経済関係も一層緊密となりました。官民問わず様々なレベルの対話が行われた他、昨年、日本から韓国への投資額が大幅に増加するなど、日韓経済の緊密化がますます進んでいることを実感しました。今年も日韓経済の現場にできるだけ足を運びたいと思っております。

また、正確な数字はまだ出ていませんが、昨年の両国の人的交流は、過去最高であった2018年(約1,050万人)を更新するのは間違いなく、国民各層での交流や相互理解の深化を肌で感じられた年でした。両国最大規模の民間交流行事に成長した「日韓交流おまつり」も東京・ソウル合わせて10万人を超える来場者があり、大盛況でした。年末年始も多くの日本人が韓国にいらっしゃいましたが、これは韓国社会への信頼の表れでしょう。

私自身も、政府間の対話はもちろん、民間の行事やシンポジウムにも多く参加し、韓国にいらっしゃる皆様との交流や韓国に対する理解を深めることができました。また、ソウル・首都圏から足を伸ばし、釜山市、大邱市、亀尾市、大田市、浦項市、慶州市、蔚山市などを訪問する機会にも恵まれました。各訪問先では、地方政府関係者、韓国や日本の経済・企業関係者等、様々な方にお会いし、日韓両国間の多方面にわたる交流の積み重ねとその重要性を確認しました。また、大邱でのふぐプルコギ、大田の聖心堂のそぼろパンなど、現地のグルメも存分に堪能することができました。

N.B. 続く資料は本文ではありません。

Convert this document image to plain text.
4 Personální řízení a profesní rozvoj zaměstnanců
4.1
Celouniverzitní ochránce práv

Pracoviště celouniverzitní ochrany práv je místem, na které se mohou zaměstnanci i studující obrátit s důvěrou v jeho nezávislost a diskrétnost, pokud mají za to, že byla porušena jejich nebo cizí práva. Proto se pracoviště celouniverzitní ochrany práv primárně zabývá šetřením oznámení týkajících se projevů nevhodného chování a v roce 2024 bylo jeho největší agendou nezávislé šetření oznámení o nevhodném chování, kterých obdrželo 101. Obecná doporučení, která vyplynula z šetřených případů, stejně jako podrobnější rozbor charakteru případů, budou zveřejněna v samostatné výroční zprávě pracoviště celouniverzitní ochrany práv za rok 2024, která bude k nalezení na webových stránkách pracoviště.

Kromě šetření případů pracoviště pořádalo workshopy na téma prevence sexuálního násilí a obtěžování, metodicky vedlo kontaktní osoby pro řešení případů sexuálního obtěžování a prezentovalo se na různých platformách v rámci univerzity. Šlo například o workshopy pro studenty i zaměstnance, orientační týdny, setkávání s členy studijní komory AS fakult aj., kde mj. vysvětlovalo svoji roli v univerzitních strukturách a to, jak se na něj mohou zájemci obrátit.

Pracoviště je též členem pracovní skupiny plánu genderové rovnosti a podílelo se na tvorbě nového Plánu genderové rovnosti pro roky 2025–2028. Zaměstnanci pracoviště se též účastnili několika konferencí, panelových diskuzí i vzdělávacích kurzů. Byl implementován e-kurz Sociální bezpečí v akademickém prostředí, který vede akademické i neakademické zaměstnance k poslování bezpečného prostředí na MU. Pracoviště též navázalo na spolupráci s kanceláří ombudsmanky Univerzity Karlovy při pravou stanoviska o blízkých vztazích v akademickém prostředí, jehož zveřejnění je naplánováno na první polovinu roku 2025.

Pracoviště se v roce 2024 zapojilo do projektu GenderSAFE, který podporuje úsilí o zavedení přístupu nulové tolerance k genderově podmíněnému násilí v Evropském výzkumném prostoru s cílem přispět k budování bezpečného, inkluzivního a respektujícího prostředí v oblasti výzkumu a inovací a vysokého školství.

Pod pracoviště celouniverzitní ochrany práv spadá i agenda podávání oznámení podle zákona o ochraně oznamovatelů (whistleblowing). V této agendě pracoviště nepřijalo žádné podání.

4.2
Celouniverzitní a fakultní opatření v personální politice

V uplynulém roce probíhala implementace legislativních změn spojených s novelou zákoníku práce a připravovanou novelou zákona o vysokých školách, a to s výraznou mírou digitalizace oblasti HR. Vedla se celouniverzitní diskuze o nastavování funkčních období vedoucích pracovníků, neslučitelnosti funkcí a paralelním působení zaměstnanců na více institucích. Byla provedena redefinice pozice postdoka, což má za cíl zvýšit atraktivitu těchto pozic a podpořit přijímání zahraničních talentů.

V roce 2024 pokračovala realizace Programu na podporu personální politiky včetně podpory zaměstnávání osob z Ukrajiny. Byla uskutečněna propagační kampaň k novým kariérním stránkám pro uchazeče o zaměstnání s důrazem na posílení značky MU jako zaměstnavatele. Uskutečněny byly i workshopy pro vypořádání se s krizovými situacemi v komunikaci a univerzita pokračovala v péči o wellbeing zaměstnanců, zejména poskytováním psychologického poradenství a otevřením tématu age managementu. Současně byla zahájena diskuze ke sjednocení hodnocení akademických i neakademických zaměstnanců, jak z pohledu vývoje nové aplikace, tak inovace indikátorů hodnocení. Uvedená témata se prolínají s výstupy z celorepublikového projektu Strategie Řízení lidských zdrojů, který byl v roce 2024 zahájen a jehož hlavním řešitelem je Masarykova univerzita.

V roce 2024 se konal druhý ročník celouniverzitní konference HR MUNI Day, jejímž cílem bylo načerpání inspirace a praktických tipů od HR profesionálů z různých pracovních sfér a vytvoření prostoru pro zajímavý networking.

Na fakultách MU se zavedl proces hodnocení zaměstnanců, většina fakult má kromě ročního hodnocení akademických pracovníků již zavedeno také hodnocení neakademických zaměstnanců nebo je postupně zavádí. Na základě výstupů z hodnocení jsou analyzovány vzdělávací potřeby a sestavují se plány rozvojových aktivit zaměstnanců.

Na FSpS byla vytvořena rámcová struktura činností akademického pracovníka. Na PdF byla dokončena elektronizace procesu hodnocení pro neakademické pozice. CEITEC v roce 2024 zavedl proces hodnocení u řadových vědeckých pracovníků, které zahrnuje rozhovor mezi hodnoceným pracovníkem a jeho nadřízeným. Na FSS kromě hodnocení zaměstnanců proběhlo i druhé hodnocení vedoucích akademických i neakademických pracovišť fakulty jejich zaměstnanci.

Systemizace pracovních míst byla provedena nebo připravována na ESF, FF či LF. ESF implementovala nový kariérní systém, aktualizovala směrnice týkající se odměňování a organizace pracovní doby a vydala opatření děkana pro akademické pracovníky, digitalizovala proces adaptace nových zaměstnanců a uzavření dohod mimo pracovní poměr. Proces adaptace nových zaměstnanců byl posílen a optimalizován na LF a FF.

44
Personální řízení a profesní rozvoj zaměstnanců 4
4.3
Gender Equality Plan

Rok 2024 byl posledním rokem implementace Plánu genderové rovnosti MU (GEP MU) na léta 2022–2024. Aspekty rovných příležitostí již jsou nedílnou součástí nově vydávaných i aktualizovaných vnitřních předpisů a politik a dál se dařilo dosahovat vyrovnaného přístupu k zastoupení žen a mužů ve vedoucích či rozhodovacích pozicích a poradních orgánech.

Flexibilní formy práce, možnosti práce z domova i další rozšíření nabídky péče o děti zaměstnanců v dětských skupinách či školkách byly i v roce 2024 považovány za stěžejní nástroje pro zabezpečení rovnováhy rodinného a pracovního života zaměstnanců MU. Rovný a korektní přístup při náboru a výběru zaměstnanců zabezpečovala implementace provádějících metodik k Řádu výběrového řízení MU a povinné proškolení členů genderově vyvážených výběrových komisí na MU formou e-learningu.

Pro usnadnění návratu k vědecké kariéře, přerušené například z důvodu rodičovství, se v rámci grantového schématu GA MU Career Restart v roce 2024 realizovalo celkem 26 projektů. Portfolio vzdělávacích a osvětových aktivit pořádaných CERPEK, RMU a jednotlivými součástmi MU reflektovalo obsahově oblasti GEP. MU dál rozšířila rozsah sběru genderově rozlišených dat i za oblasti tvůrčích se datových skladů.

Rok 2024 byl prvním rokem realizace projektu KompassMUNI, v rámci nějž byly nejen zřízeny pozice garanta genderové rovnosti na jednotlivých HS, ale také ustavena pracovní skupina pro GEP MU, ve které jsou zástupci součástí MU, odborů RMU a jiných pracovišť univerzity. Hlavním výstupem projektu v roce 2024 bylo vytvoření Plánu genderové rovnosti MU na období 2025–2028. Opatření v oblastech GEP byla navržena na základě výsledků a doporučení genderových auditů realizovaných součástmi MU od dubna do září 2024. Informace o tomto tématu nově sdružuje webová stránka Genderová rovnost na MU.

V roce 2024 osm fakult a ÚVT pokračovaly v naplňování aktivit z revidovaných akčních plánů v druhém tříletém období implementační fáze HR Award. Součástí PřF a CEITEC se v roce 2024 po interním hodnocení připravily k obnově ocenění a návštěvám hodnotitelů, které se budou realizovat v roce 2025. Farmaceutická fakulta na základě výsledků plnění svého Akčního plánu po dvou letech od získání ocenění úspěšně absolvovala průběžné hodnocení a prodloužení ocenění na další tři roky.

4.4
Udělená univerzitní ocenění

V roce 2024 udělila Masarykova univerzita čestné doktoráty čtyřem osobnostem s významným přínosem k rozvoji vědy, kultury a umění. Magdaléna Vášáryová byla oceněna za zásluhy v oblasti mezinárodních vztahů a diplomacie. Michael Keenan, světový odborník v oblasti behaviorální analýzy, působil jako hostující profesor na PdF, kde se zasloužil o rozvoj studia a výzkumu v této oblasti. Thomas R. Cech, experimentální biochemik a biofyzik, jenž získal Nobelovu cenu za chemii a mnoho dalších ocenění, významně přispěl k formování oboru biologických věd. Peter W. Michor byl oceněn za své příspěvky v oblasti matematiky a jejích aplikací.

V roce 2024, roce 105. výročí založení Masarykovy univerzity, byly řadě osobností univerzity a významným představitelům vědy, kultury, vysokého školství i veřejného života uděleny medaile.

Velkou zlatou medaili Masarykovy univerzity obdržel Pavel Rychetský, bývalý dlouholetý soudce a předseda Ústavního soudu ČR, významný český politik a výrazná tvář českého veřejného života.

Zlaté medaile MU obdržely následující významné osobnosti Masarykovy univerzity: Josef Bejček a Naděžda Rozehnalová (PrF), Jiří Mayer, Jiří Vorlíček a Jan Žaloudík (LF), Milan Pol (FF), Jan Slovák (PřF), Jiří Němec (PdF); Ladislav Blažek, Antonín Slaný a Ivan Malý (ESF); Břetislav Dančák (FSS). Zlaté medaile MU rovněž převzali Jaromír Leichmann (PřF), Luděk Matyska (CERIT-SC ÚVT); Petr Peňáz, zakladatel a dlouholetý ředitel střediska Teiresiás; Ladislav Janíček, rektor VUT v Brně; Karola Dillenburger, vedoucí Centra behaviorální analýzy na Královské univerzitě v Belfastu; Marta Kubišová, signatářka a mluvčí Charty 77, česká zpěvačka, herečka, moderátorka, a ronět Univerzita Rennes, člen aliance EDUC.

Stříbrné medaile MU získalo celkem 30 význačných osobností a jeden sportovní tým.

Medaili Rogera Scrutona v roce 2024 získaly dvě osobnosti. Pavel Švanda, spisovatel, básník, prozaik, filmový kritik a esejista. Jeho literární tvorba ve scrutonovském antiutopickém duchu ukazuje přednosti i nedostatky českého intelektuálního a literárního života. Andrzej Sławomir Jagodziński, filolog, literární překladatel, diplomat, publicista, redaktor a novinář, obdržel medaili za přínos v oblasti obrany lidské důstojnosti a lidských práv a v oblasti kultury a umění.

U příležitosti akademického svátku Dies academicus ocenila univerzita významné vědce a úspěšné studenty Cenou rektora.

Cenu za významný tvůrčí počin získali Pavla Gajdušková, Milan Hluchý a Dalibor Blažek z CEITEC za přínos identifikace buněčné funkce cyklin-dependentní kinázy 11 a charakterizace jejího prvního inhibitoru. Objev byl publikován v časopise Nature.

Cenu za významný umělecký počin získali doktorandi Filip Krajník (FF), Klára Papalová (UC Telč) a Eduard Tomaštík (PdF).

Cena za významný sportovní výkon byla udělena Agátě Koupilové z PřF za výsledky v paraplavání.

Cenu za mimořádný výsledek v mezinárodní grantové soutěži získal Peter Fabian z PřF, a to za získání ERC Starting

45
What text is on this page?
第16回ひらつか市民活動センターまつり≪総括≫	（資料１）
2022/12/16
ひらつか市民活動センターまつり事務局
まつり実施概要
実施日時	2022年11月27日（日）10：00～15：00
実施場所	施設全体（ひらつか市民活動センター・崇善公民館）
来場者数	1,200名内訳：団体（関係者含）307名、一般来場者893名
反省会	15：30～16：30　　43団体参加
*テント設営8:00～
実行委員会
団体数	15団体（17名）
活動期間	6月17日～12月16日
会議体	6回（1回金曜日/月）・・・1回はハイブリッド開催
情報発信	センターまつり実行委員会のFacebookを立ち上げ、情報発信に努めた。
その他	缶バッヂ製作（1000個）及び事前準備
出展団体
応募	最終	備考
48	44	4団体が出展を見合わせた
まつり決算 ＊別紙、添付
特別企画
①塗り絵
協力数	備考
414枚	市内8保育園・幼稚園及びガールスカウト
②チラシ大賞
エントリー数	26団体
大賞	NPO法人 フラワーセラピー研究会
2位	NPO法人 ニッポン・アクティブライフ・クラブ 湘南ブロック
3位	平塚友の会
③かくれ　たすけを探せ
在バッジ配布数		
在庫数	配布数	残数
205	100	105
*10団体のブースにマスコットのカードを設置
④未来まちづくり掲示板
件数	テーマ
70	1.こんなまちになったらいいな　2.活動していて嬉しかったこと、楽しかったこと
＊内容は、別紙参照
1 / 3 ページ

昨年12月の非常戒厳令宣布以降、韓国国内の政治状況は極めて流動的になっていますが、日韓関係の重要性に変わりはありません。特に本年は日韓国交正常化60周年です。国と国の関係において何よりも重要なのは人と人との関係です。両国国民間の交流は、現在及び未来の日韓関係を支える相互理解を促進するものです。日韓両国における人的交流を一層推進するとともに、経済面での連携、安全保障分野における協力など、幅広い分野で協力を強化し、日韓国交正常化60周年である本年を、日韓が共に手を携えてより良い未来へ進む年にしていきたいと思います。

皆様の温かい御支援と御協力に感謝しつつ、本年も両国関係の更なる発展のため努力してまいります。どうぞよろしくお願い申し上げます。

最後となりますが、皆様の御健勝と御多幸を祈念しつつ、新年の挨拶とさせていただきます。